Stories of Ellis Island Immigrants on Ancestry
An online family history resource Ancestry.com says it has launched a collection of more than 1,700 recorded oral histories from immigrants who arrived in the United States through Ellis Island.
This is the first time, it says, this collection of poignant recordings has been available online. To celebrate the new addition, Ancestry.com is making its entire U.S. Immigration Collection free through Labor Day.
“As immigrants created new lives in the U.S., the stories of their homelands and their remarkable journeys to America were often lost,” said Christopher Tracy, senior vice president of global content for Ancestry.com.
“We are thrilled to offer people the opportunity to hear the voices of their ancestors sharing stories of their lives.”
Ellis Island was the gateway for millions of immigrants between 1892 and 1954. The oral histories were captured by the National Park Service starting in the 1970s, and contain uniquely inspiring first-hand accounts recalling the lives these immigrants left behind, their reasons for leaving and their incredible and often-trying journeys to America.
These recordings are housed at the Ellis Island Immigration Museum and until now could be heard only by visitors to the Island itself.

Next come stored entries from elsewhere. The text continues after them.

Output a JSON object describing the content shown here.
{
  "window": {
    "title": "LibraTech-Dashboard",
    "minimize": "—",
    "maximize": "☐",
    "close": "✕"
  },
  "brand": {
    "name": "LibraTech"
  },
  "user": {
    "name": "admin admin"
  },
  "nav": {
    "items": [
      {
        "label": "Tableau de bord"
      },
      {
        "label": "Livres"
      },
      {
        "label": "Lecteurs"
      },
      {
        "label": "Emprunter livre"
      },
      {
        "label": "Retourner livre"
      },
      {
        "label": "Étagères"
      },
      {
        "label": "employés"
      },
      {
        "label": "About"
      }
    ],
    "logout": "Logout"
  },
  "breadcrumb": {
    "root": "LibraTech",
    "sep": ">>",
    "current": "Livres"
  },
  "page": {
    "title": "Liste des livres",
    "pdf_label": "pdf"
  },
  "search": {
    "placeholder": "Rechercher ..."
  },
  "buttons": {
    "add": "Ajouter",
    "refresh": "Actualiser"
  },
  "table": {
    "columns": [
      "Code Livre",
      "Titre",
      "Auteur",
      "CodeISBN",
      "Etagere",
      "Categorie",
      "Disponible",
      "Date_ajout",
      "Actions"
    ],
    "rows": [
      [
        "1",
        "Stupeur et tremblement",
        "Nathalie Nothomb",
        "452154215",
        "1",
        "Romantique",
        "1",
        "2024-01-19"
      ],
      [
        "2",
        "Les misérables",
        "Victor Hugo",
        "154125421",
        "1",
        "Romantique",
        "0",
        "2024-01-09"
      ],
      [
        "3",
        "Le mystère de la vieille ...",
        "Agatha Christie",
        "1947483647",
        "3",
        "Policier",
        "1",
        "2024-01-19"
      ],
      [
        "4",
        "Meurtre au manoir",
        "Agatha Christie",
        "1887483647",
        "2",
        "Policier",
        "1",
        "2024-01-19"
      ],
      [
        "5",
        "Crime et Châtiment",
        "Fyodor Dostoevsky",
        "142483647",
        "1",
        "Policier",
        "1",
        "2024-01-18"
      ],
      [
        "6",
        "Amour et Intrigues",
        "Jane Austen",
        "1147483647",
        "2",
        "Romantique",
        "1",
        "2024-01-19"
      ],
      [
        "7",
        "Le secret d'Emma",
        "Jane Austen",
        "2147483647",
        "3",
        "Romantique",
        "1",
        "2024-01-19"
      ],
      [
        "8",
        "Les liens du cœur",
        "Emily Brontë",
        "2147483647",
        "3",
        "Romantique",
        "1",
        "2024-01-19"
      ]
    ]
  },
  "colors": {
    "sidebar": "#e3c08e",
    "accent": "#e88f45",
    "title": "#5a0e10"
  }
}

In addition to oral histories from immigrants, the collection also includes recordings from military personnel who were stationed on Ellis Island and former Ellis Island/Statue of Liberty workers.
Comprised of over 170 million records, the Ancestry.com U.S. Immigration Collection includes lists of passengers who immigrated by ship to America between 1820 and 1960, including those who came through Ellis Island; more than 7 million citizenship and naturalization records; border crossings, passport applications and more to help reconstruct ancestors’ journeys and early lives in America.